C'est pourquoi votre rapporteur invite la commission des affaires étrangères, de la défense et des forces armées à adopter le projet de loi.

EXAMEN EN COMMISSION

La commission des Affaires étrangères, de la Défense et des Forces armées a examiné le présent rapport au cours de sa réunion du mercredi 25 mars 1998.

A l'issue de l'exposé du rapporteur, un débat s'est engagé entre les commissaires.

Le rapporteur a précisé à Mme Paulette Brisepierre que l'accord pouvait s'appliquer à des investissements réalisés avant son entrée en vigueur. Il a indiqué à M. Maurice Lombard les modalités d'exercice de la tutelle syrienne sur la vie politique et diplomatique libanaise. Avec M. Xavier de Villepin, président, et Mme Paulette Brisepierre, le rapporteur a évoqué l'attitude des Libanais à l'égard de cette présence syrienne.

M. Xavier de Villepin, président, s'est interrogé sur le sort de l'armée du Liban Sud, dans l'hypothèse d'un retrait de l'armée israélienne de la zone de sécurité qu'elle occupe au sud du pays.
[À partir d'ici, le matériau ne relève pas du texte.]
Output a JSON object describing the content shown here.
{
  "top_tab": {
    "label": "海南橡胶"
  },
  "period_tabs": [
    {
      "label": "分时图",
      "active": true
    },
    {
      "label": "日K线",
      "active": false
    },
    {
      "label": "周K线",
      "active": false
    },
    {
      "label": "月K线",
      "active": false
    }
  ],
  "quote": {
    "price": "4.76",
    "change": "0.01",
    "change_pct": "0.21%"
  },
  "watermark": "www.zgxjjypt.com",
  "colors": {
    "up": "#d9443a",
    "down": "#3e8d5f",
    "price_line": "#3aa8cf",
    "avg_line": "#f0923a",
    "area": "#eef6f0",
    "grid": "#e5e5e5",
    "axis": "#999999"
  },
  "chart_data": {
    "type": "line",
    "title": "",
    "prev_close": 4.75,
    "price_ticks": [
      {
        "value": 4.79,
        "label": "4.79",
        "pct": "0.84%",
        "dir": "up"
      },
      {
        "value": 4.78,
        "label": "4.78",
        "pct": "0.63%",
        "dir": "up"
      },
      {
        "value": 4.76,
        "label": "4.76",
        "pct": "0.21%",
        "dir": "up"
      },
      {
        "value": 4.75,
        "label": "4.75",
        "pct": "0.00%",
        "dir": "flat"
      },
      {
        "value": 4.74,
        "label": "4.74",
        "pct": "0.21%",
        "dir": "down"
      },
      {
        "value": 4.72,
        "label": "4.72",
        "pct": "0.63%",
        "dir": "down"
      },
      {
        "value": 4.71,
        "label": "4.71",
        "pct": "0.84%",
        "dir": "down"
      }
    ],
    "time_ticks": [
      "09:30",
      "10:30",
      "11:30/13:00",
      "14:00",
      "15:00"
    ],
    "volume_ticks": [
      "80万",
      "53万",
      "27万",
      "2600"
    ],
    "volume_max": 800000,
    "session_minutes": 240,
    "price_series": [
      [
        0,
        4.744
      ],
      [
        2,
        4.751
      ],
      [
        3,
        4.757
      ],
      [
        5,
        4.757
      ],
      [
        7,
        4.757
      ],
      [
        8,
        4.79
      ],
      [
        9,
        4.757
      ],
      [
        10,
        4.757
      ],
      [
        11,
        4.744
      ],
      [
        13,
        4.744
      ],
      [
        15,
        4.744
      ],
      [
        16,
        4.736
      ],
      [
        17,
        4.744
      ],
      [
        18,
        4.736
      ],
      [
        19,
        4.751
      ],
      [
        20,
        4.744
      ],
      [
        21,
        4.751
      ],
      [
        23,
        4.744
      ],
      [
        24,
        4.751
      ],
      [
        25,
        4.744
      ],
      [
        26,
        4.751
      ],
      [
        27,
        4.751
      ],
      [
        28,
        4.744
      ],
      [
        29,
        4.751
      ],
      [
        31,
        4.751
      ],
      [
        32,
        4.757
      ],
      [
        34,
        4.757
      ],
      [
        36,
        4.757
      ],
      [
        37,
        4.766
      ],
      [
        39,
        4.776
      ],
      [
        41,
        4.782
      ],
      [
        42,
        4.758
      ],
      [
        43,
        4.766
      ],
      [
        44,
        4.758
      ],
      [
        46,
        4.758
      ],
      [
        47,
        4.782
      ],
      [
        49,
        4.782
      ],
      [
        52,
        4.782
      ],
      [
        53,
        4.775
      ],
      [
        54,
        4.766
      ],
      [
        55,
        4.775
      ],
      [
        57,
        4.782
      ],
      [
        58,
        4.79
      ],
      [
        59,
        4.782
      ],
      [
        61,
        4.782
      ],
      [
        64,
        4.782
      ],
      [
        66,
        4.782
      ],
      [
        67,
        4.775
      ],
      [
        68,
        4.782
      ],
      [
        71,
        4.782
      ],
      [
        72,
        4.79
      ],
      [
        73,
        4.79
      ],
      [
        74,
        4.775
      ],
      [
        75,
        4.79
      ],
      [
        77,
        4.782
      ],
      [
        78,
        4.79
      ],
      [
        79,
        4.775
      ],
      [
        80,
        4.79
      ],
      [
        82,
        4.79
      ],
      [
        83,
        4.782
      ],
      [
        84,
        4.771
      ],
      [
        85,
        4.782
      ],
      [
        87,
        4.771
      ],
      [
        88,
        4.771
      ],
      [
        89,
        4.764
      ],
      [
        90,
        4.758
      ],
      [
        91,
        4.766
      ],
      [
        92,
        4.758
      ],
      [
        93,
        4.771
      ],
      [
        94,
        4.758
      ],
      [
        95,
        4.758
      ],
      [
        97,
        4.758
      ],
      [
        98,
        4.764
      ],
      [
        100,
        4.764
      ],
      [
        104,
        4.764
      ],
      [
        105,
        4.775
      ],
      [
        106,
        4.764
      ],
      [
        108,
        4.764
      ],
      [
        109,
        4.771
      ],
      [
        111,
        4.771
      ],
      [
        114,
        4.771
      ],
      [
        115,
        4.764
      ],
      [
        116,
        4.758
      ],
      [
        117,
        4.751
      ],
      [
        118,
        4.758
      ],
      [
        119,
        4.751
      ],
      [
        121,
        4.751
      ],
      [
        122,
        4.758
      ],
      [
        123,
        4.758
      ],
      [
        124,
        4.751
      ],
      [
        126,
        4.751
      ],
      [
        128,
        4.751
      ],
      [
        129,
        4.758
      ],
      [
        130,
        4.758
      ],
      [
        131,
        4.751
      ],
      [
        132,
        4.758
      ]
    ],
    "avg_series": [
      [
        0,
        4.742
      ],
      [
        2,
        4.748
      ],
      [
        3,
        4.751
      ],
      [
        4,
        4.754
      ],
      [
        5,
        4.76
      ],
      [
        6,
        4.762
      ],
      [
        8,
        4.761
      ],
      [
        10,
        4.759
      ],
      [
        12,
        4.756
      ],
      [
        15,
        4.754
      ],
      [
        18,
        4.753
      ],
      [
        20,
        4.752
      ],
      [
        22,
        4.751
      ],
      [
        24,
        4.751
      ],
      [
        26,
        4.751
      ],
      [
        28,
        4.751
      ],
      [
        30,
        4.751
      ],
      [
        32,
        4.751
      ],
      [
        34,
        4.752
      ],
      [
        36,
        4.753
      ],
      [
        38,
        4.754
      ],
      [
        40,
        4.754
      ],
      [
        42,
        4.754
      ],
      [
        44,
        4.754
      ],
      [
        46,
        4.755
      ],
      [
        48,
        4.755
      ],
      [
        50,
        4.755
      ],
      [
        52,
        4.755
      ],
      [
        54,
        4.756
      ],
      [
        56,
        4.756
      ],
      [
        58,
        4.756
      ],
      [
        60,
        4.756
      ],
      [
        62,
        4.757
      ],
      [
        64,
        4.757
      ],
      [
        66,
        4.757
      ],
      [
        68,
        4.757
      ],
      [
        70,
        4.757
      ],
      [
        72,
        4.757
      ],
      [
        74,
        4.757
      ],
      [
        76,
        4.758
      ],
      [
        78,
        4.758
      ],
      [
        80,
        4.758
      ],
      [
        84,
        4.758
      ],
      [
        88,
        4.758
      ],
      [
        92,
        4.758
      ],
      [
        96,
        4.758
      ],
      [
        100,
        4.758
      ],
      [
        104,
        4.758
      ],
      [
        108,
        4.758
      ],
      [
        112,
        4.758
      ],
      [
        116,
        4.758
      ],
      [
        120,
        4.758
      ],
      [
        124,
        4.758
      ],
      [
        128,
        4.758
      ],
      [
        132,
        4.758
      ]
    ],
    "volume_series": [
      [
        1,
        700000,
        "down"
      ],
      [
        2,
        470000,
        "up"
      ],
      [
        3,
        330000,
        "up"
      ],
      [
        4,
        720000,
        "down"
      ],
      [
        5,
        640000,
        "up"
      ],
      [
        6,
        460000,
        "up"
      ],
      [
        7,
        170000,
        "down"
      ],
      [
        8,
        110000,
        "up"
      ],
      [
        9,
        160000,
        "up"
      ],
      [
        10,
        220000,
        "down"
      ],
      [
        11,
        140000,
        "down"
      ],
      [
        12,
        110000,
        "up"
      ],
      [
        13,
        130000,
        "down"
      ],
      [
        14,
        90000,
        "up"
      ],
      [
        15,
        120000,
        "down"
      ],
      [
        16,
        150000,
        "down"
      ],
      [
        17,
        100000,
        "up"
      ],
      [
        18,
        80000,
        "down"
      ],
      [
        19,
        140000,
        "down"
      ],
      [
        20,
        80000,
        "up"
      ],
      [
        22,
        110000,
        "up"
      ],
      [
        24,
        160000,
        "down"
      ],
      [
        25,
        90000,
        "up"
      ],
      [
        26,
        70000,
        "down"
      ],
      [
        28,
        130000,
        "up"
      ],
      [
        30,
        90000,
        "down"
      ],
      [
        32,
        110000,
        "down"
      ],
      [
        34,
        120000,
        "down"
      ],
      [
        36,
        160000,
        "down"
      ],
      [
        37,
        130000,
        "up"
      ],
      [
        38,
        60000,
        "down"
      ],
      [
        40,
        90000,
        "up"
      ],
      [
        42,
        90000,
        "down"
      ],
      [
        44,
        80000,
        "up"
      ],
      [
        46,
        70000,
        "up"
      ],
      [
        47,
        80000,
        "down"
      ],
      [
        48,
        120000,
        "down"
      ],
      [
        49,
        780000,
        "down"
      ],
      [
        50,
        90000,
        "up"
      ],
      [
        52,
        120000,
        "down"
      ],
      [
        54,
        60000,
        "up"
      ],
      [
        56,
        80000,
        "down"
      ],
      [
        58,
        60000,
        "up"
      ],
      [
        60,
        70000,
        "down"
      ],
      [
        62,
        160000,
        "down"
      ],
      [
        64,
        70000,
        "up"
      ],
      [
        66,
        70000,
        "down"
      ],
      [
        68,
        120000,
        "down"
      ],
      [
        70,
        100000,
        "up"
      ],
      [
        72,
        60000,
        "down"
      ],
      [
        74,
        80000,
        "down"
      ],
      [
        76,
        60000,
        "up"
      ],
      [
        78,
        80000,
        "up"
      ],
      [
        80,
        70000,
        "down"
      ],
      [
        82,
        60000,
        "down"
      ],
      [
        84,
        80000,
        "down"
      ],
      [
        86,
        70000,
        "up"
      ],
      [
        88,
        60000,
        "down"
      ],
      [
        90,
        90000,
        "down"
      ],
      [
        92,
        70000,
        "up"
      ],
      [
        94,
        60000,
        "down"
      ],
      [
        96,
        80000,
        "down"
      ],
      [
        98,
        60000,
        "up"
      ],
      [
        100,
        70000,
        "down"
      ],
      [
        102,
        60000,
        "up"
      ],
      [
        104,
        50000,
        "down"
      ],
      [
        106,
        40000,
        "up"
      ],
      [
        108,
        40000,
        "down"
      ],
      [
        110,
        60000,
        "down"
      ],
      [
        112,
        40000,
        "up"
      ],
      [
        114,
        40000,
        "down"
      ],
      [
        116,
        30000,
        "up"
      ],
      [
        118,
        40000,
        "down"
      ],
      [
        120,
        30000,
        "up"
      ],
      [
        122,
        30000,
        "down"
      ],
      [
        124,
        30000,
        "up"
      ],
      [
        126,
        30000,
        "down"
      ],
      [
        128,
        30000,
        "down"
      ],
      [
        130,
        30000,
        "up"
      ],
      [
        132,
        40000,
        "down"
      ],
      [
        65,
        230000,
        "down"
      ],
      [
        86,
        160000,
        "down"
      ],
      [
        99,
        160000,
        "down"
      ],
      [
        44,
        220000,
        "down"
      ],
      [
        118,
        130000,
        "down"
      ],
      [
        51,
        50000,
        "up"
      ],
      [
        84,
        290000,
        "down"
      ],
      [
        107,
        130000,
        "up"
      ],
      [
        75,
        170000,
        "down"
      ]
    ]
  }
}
M. Serge Vinçon, rapporteur, a enfin souligné le rôle tenu par Mgr Boutros Sfeir dans la contestation de la présence syrienne au Liban et indiqué à Mme Paulette Brisepierre que le groupe sénatorial d'amitié France-Liban, à l'occasion d'un prochain déplacement au pays des cèdres, se rendrait notamment dans la plaine de la Bekaa.

La commission a alors, suivant l'avis de son rapporteur, approuvé le projet de loi qui lui était soumis.

PROJET DE LOI

(Texte présenté par le Gouvernement)

Article unique

Est autorisée l'approbation de l'accord entre le Gouvernement de la République française et le Gouvernement de la République libanaise sur l'encouragement et la protection réciproques des investissements (ensemble un échange de lettres), signé à Paris le 28 novembre 1996, et dont le texte est annexé à la présente loi1(*).

ANNEXE -
ETUDE D'IMPACT 2(*)

- Etat de droit et situation de fait existants et leurs insuffisances : sans objet.

- Bénéfices escomptés en termes :

* d'emploi : impossible à quantifier ;

* d'intérêt général : enrichissement de nos relations diplomatiques ;

* financier : permettra au Gouvernement d'accorder la garantie de la Coface pour les investisseurs français, conformément à la loi de finances rectificative pour 1971 ;

* de simplification des formalités administratives : aucune ;

* de complexité de l'ordonnancement juridique : sans objet.



1 Voirle texte annexé au document Sénat, n° 288.

2 Texte transmis par le Gouvernement pour l'information des parlementaires.